Everyone involved in Nic’s life wants to do the right thing for him, but there is no magic cure. The repeated rehab is hard and painful and doesn’t last long, and Nic would genuinely try, before not wanting to go anymore. David lives in fear that Nic will relapse constantly watching for signs of an impending episode.
As much as this movie is about addiction, it is in most parts an oblique cautionary tale about parents projecting their egos, identities, and expectations on children whose journeys will always be their own, for better or worst-of-the-worse. David loves his son more than anything, and the film keeps flashing back to his memories of Nic when he was younger. It’s his way of asking: Where did I do wrong? The movie tells the story of David’s road to accepting that he didn’t go wrong; he didn’t cause any of this. It just happened. Despite his intelligence and protective impulses, he’s not in charge.

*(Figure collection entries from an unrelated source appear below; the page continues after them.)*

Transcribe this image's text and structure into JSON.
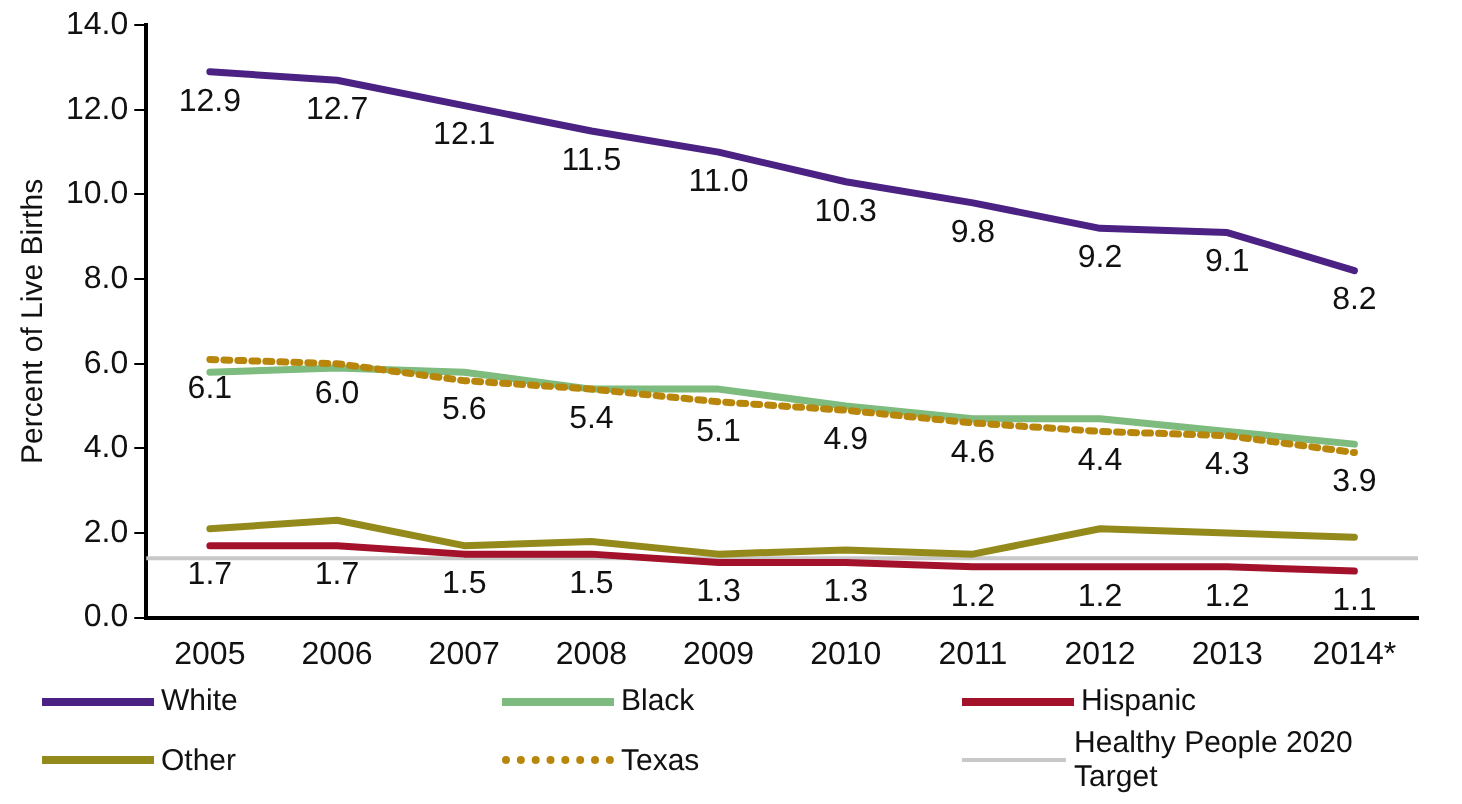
{
  "chart_data": {
    "type": "line",
    "ylabel": "Percent of Live Births",
    "categories": [
      "2005",
      "2006",
      "2007",
      "2008",
      "2009",
      "2010",
      "2011",
      "2012",
      "2013",
      "2014*"
    ],
    "ylim": [
      0,
      14
    ],
    "yticks": [
      {
        "value": 0,
        "label": "0.0"
      },
      {
        "value": 2,
        "label": "2.0"
      },
      {
        "value": 4,
        "label": "4.0"
      },
      {
        "value": 6,
        "label": "6.0"
      },
      {
        "value": 8,
        "label": "8.0"
      },
      {
        "value": 10,
        "label": "10.0"
      },
      {
        "value": 12,
        "label": "12.0"
      },
      {
        "value": 14,
        "label": "14.0"
      }
    ],
    "grid": false,
    "legend": "bottom",
    "marker": "none",
    "series": [
      {
        "name": "White",
        "color": "#4b2283",
        "values": [
          12.9,
          12.7,
          12.1,
          11.5,
          11.0,
          10.3,
          9.8,
          9.2,
          9.1,
          8.2
        ],
        "value_labels": [
          "12.9",
          "12.7",
          "12.1",
          "11.5",
          "11.0",
          "10.3",
          "9.8",
          "9.2",
          "9.1",
          "8.2"
        ]
      },
      {
        "name": "Black",
        "color": "#7dbb7e",
        "values": [
          5.8,
          5.9,
          5.8,
          5.4,
          5.4,
          5.0,
          4.7,
          4.7,
          4.4,
          4.1
        ]
      },
      {
        "name": "Hispanic",
        "color": "#a3122a",
        "values": [
          1.7,
          1.7,
          1.5,
          1.5,
          1.3,
          1.3,
          1.2,
          1.2,
          1.2,
          1.1
        ],
        "value_labels": [
          "1.7",
          "1.7",
          "1.5",
          "1.5",
          "1.3",
          "1.3",
          "1.2",
          "1.2",
          "1.2",
          "1.1"
        ]
      },
      {
        "name": "Other",
        "color": "#948a1c",
        "values": [
          2.1,
          2.3,
          1.7,
          1.8,
          1.5,
          1.6,
          1.5,
          2.1,
          2.0,
          1.9
        ]
      },
      {
        "name": "Texas",
        "color": "#b8860b",
        "line_style": "dotted",
        "values": [
          6.1,
          6.0,
          5.6,
          5.4,
          5.1,
          4.9,
          4.6,
          4.4,
          4.3,
          3.9
        ],
        "value_labels": [
          "6.1",
          "6.0",
          "5.6",
          "5.4",
          "5.1",
          "4.9",
          "4.6",
          "4.4",
          "4.3",
          "3.9"
        ]
      }
    ],
    "ref_lines": [
      {
        "axis": "y",
        "value": 1.4,
        "label": "Healthy People 2020 Target",
        "color": "#c8c8c8"
      }
    ]
  }
}
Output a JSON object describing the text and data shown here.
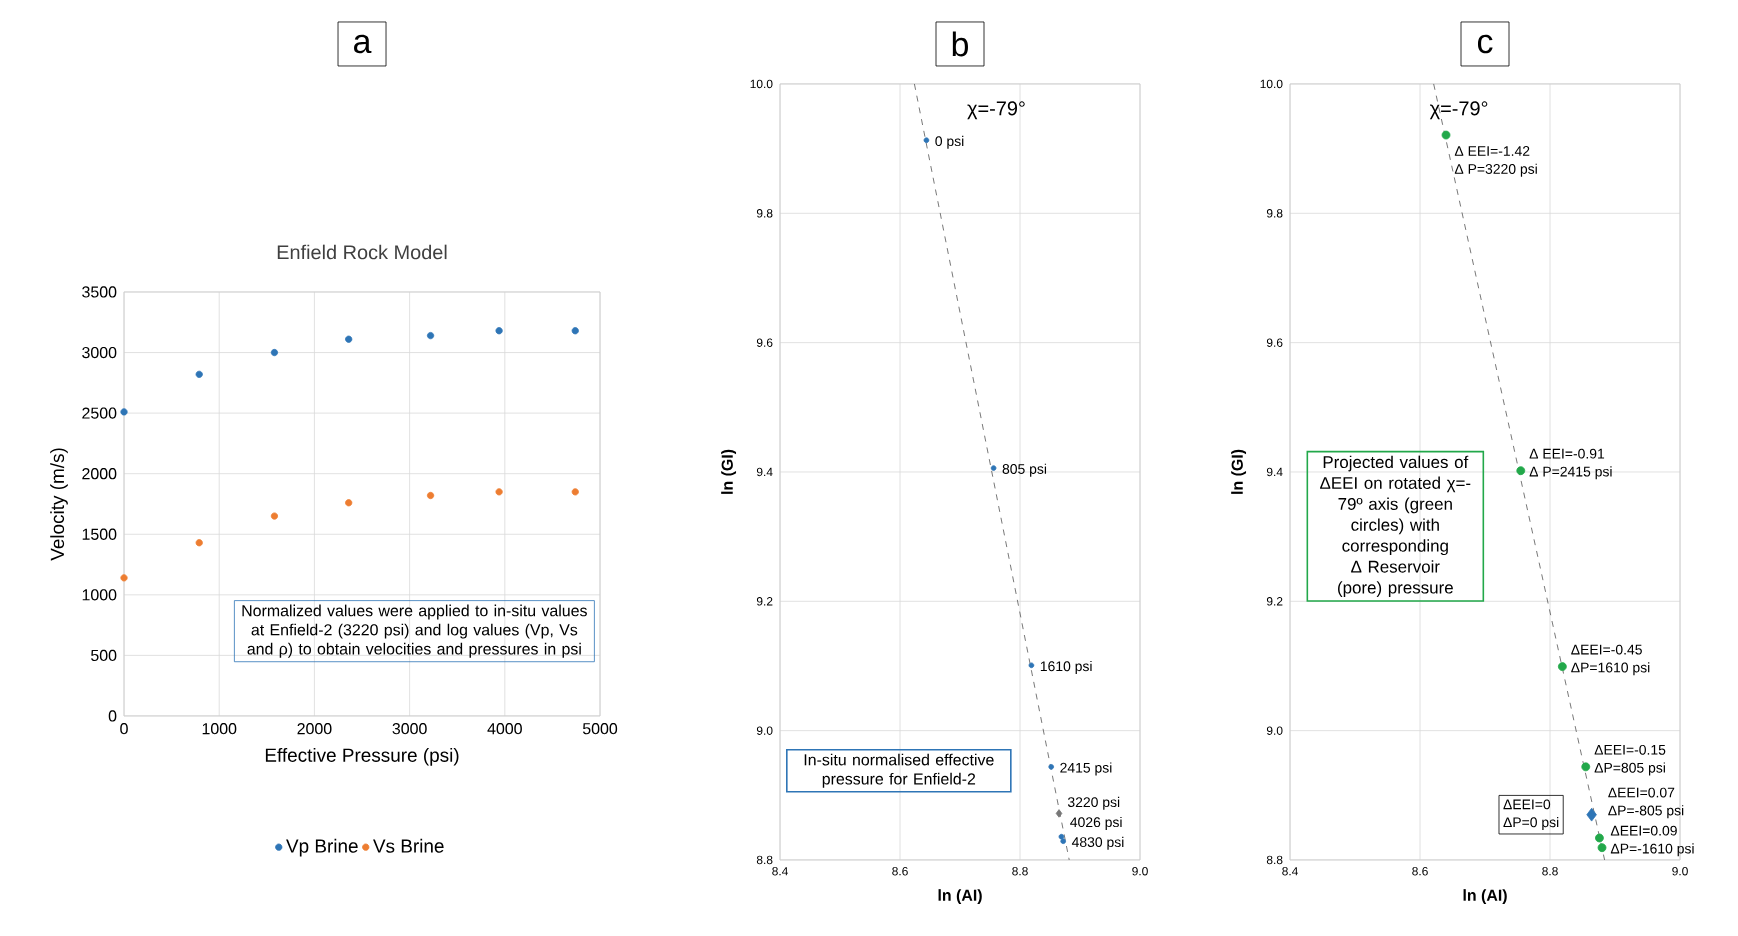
{
  "chart_data": [
    {
      "type": "scatter",
      "title": "a",
      "subtitle": "Enfield Rock Model",
      "xlabel": "Effective Pressure (psi)",
      "ylabel": "Velocity (m/s)",
      "marker": "circle",
      "grid": true,
      "legend": "bottom",
      "series": [
        {
          "name": "Vp Brine",
          "color": "#2e75b6",
          "x": [
            0,
            790,
            1580,
            2360,
            3220,
            3940,
            4740
          ],
          "values": [
            2510,
            2820,
            3000,
            3110,
            3140,
            3180,
            3180
          ]
        },
        {
          "name": "Vs Brine",
          "color": "#ed7d31",
          "x": [
            0,
            790,
            1580,
            2360,
            3220,
            3940,
            4740
          ],
          "values": [
            1140,
            1430,
            1650,
            1760,
            1820,
            1850,
            1850
          ]
        }
      ],
      "xlim": [
        0,
        5000
      ],
      "xticks": [
        0,
        1000,
        2000,
        3000,
        4000,
        5000
      ],
      "ylim": [
        0,
        3500
      ],
      "yticks": [
        0,
        500,
        1000,
        1500,
        2000,
        2500,
        3000,
        3500
      ],
      "annotations": [
        "Normalized values were applied to in-situ values at Enfield-2 (3220 psi) and log values (Vp, Vs and ρ) to obtain velocities and pressures in psi"
      ]
    },
    {
      "type": "scatter",
      "title": "b",
      "xlabel": "ln (AI)",
      "ylabel": "ln (GI)",
      "marker": "circle",
      "grid": true,
      "series": [
        {
          "type": "line",
          "color": "#555555",
          "line_style": "dashed",
          "marker": "none",
          "x": [
            8.624,
            8.882
          ],
          "values": [
            10.0,
            8.8
          ]
        },
        {
          "color": "#2e75b6",
          "x": [
            8.644,
            8.756,
            8.819,
            8.852,
            8.869,
            8.872
          ],
          "values": [
            9.913,
            9.406,
            9.101,
            8.944,
            8.836,
            8.829
          ]
        },
        {
          "color": "#777777",
          "marker": "diamond",
          "x": [
            8.865
          ],
          "values": [
            8.872
          ]
        }
      ],
      "xlim": [
        8.4,
        9.0
      ],
      "xticks": [
        {
          "value": 8.4,
          "label": "8.4"
        },
        {
          "value": 8.6,
          "label": "8.6"
        },
        {
          "value": 8.8,
          "label": "8.8"
        },
        {
          "value": 9.0,
          "label": "9.0"
        }
      ],
      "ylim": [
        8.8,
        10.0
      ],
      "yticks": [
        {
          "value": 8.8,
          "label": "8.8"
        },
        {
          "value": 9.0,
          "label": "9.0"
        },
        {
          "value": 9.2,
          "label": "9.2"
        },
        {
          "value": 9.4,
          "label": "9.4"
        },
        {
          "value": 9.6,
          "label": "9.6"
        },
        {
          "value": 9.8,
          "label": "9.8"
        },
        {
          "value": 10.0,
          "label": "10.0"
        }
      ],
      "annotations": [
        "χ=-79°",
        "In-situ normalised effective pressure for Enfield-2",
        {
          "text": "0 psi",
          "x": 8.644,
          "y": 9.913
        },
        {
          "text": "805 psi",
          "x": 8.756,
          "y": 9.406
        },
        {
          "text": "1610 psi",
          "x": 8.819,
          "y": 9.101
        },
        {
          "text": "2415 psi",
          "x": 8.852,
          "y": 8.944
        },
        {
          "text": "3220 psi",
          "x": 8.865,
          "y": 8.872
        },
        {
          "text": "4026 psi",
          "x": 8.869,
          "y": 8.836
        },
        {
          "text": "4830 psi",
          "x": 8.872,
          "y": 8.829
        }
      ]
    },
    {
      "type": "scatter",
      "title": "c",
      "xlabel": "ln (AI)",
      "ylabel": "ln (GI)",
      "marker": "circle",
      "grid": true,
      "series": [
        {
          "type": "line",
          "color": "#555555",
          "line_style": "dashed",
          "marker": "none",
          "x": [
            8.621,
            8.884
          ],
          "values": [
            10.0,
            8.8
          ]
        },
        {
          "color": "#22a84a",
          "x": [
            8.64,
            8.755,
            8.819,
            8.855,
            8.876,
            8.88
          ],
          "values": [
            9.921,
            9.402,
            9.099,
            8.944,
            8.834,
            8.819
          ]
        },
        {
          "color": "#2e75b6",
          "marker": "diamond",
          "x": [
            8.864
          ],
          "values": [
            8.87
          ]
        }
      ],
      "xlim": [
        8.4,
        9.0
      ],
      "xticks": [
        {
          "value": 8.4,
          "label": "8.4"
        },
        {
          "value": 8.6,
          "label": "8.6"
        },
        {
          "value": 8.8,
          "label": "8.8"
        },
        {
          "value": 9.0,
          "label": "9.0"
        }
      ],
      "ylim": [
        8.8,
        10.0
      ],
      "yticks": [
        {
          "value": 8.8,
          "label": "8.8"
        },
        {
          "value": 9.0,
          "label": "9.0"
        },
        {
          "value": 9.2,
          "label": "9.2"
        },
        {
          "value": 9.4,
          "label": "9.4"
        },
        {
          "value": 9.6,
          "label": "9.6"
        },
        {
          "value": 9.8,
          "label": "9.8"
        },
        {
          "value": 10.0,
          "label": "10.0"
        }
      ],
      "annotations": [
        "χ=-79°",
        "Projected values of ΔEEI on rotated χ=-79º axis (green circles) with corresponding Δ Reservoir (pore) pressure",
        {
          "text": "Δ EEI=-1.42",
          "x": 8.64,
          "y": 9.921
        },
        {
          "text": "Δ P=3220 psi",
          "x": 8.64,
          "y": 9.921
        },
        {
          "text": "Δ EEI=-0.91",
          "x": 8.755,
          "y": 9.402
        },
        {
          "text": "Δ P=2415 psi",
          "x": 8.755,
          "y": 9.402
        },
        {
          "text": "ΔEEI=-0.45",
          "x": 8.819,
          "y": 9.099
        },
        {
          "text": "ΔP=1610 psi",
          "x": 8.819,
          "y": 9.099
        },
        {
          "text": "ΔEEI=-0.15",
          "x": 8.855,
          "y": 8.944
        },
        {
          "text": "ΔP=805 psi",
          "x": 8.855,
          "y": 8.944
        },
        {
          "text": "ΔEEI=0",
          "x": 8.864,
          "y": 8.87
        },
        {
          "text": "ΔP=0 psi",
          "x": 8.864,
          "y": 8.87
        },
        {
          "text": "ΔEEI=0.07",
          "x": 8.876,
          "y": 8.834
        },
        {
          "text": "ΔP=-805 psi",
          "x": 8.876,
          "y": 8.834
        },
        {
          "text": "ΔEEI=0.09",
          "x": 8.88,
          "y": 8.819
        },
        {
          "text": "ΔP=-1610 psi",
          "x": 8.88,
          "y": 8.819
        }
      ]
    }
  ]
}
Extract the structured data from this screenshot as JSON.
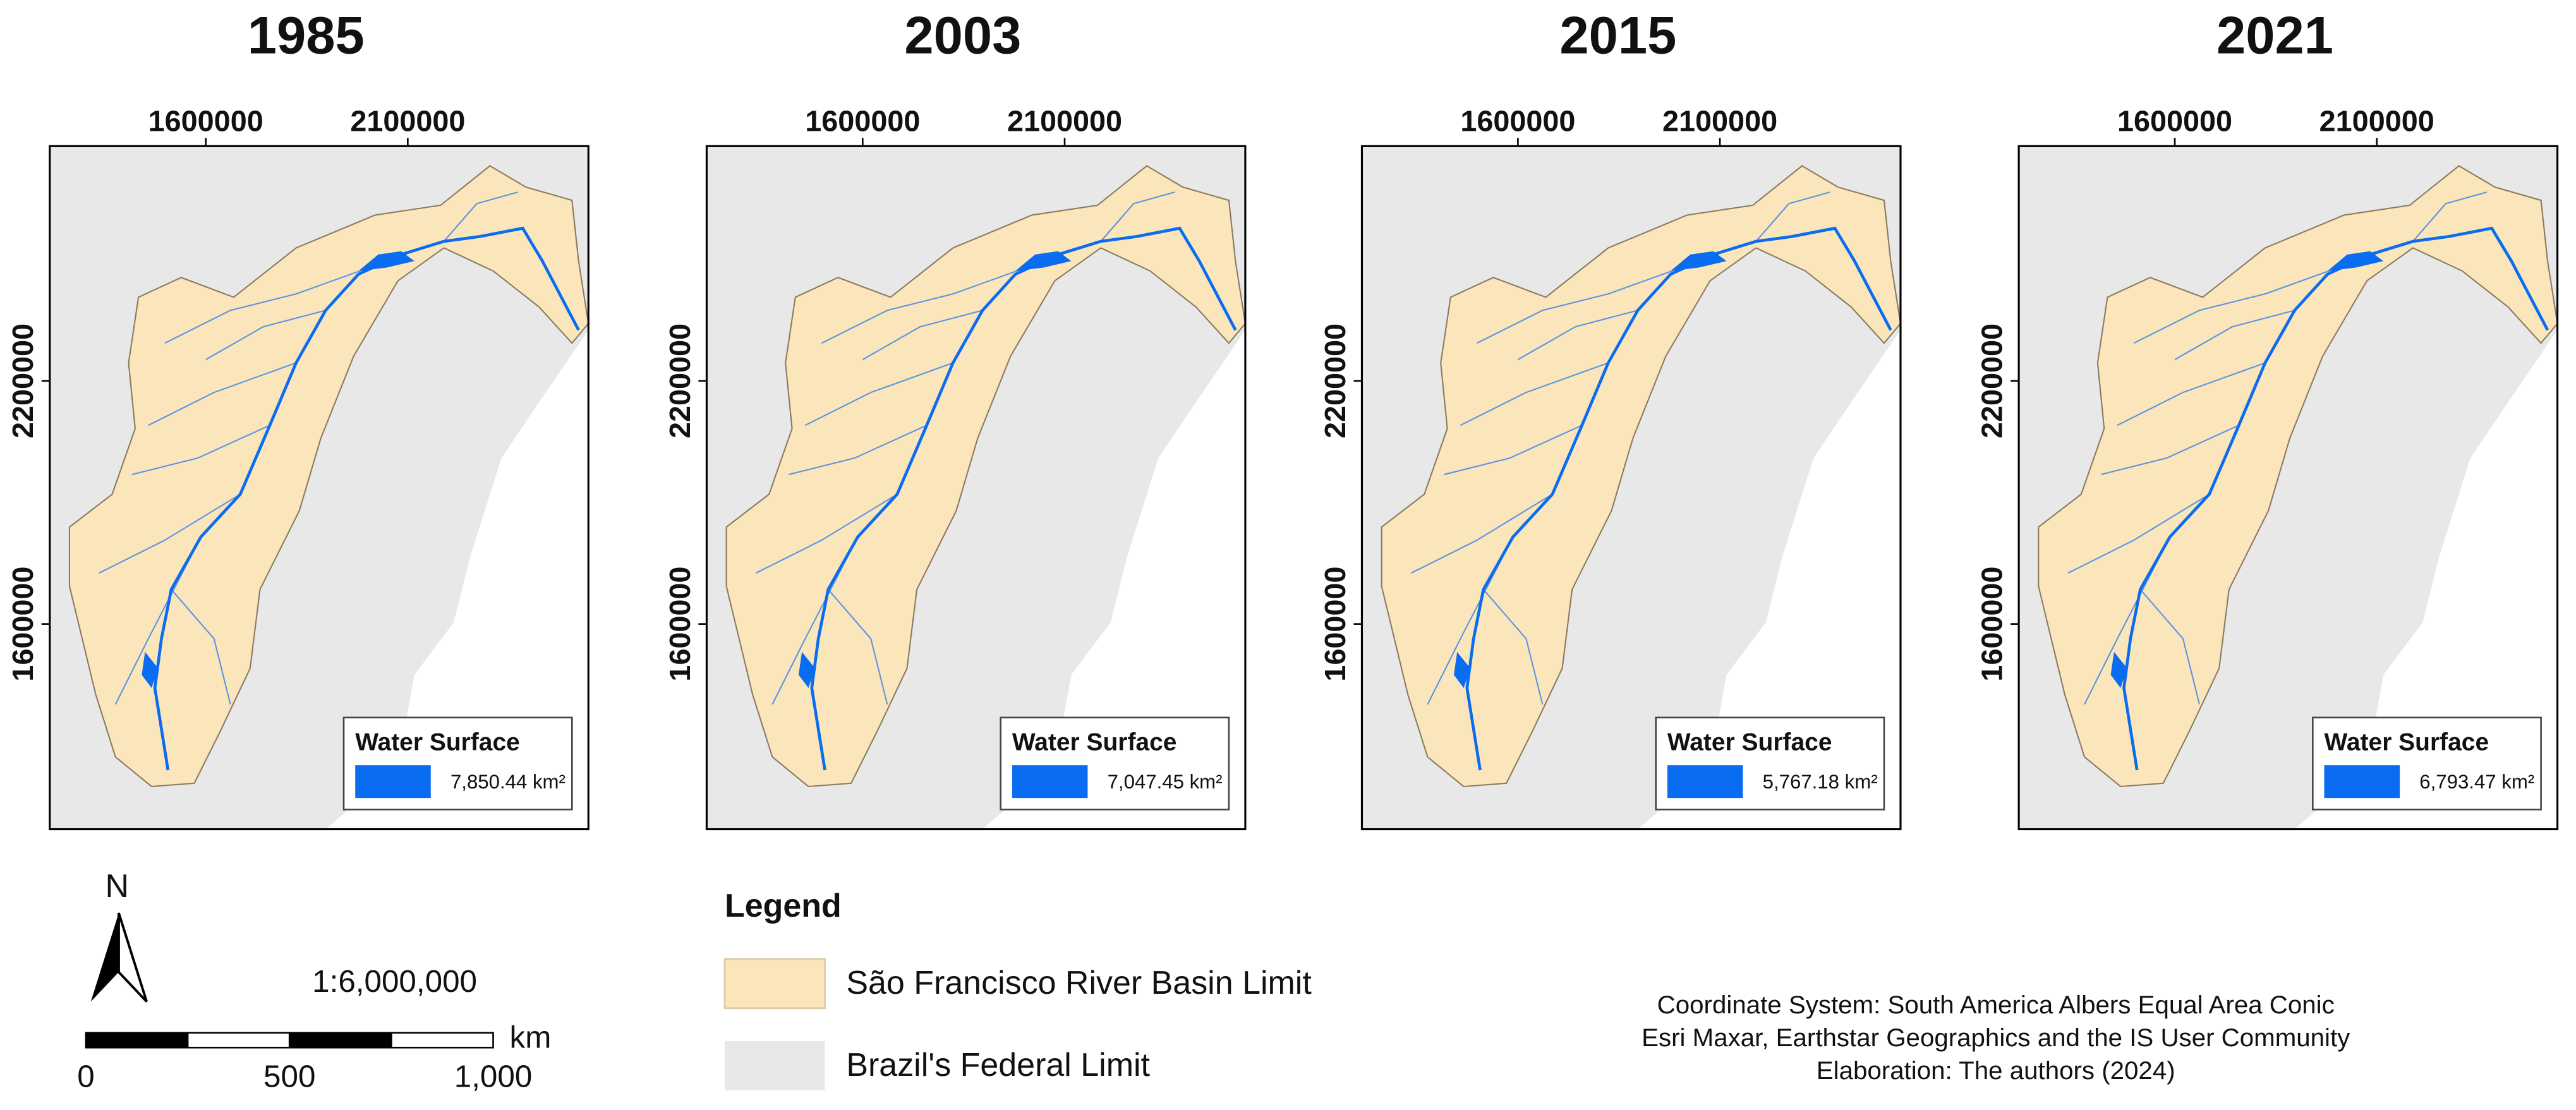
{
  "panels": [
    {
      "title": "1985",
      "x_ticks": [
        "1600000",
        "2100000"
      ],
      "y_ticks": [
        "2200000",
        "1600000"
      ],
      "legend_title": "Water Surface",
      "legend_value": "7,850.44 km²"
    },
    {
      "title": "2003",
      "x_ticks": [
        "1600000",
        "2100000"
      ],
      "y_ticks": [
        "2200000",
        "1600000"
      ],
      "legend_title": "Water Surface",
      "legend_value": "7,047.45 km²"
    },
    {
      "title": "2015",
      "x_ticks": [
        "1600000",
        "2100000"
      ],
      "y_ticks": [
        "2200000",
        "1600000"
      ],
      "legend_title": "Water Surface",
      "legend_value": "5,767.18 km²"
    },
    {
      "title": "2021",
      "x_ticks": [
        "1600000",
        "2100000"
      ],
      "y_ticks": [
        "2200000",
        "1600000"
      ],
      "legend_title": "Water Surface",
      "legend_value": "6,793.47 km²"
    }
  ],
  "north_arrow": "N",
  "scale": {
    "ratio": "1:6,000,000",
    "labels": [
      "0",
      "500",
      "1,000"
    ],
    "unit": "km"
  },
  "legend": {
    "title": "Legend",
    "items": [
      "São Francisco River Basin Limit",
      "Brazil's Federal Limit"
    ]
  },
  "credits": [
    "Coordinate System: South America Albers Equal Area Conic",
    "Esri Maxar, Earthstar Geographics and the IS User Community",
    "Elaboration: The authors (2024)"
  ]
}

The movies don’t show us much that we haven’t seen before in movies, but what it does show is utter helplessness. A parent’s greatest fear might be that of being powerless to save their child from disease. Addiction to crystal meth means your child’s brain is on fire, chasing a high that will never match that first time but which doesn’t stop the chase. The spiral of trying to save an addict from themselves is entirely authentic. There’s no cut corners or fake sentimental beats, no fraudulent uplift factor. Rehab leads to a halfway house leads to another relapse. In an especially desperate parental gesture, David as the last resort himself tries some, to understand what his son gets out of this high. But he cannot understand. There’s hope, and then there isn’t, and then there’s hope again.
At it’s best, Beautiful boy is sobering. You don’t even have to be a parent to connect with the heartbreak and horror of watching David read through his son’s journal. He slowly realizes just how the insides of his son’s head must look like.
It’s a movie about characters who are stuck and can’t move forward because of addiction, so the movie itself can’t move forward. We’re in the muck with David and Nic, and while our heart breaks for them, we also don’t have any answers.
While the film lacks narrative momentum, its heart is in the right place. The narrative around addiction almost reminded me of living with someone with a mental illness. I remember being sick, I remember being depressed. I remember my parents and my sisters not wanting to see photos from those days. They do not want to live through seeing me that way again. As hard as it is for me, it was equally hard for them. Reminiscent of Mira T Lee’s debut book, Everything Here Is Beautiful, this is one of those few stories which tries to humanize a disease, turns the camera eye to not only the patient. But also the caregivers. The tumult of loving someone with an addiction can exhaust even the most caring person.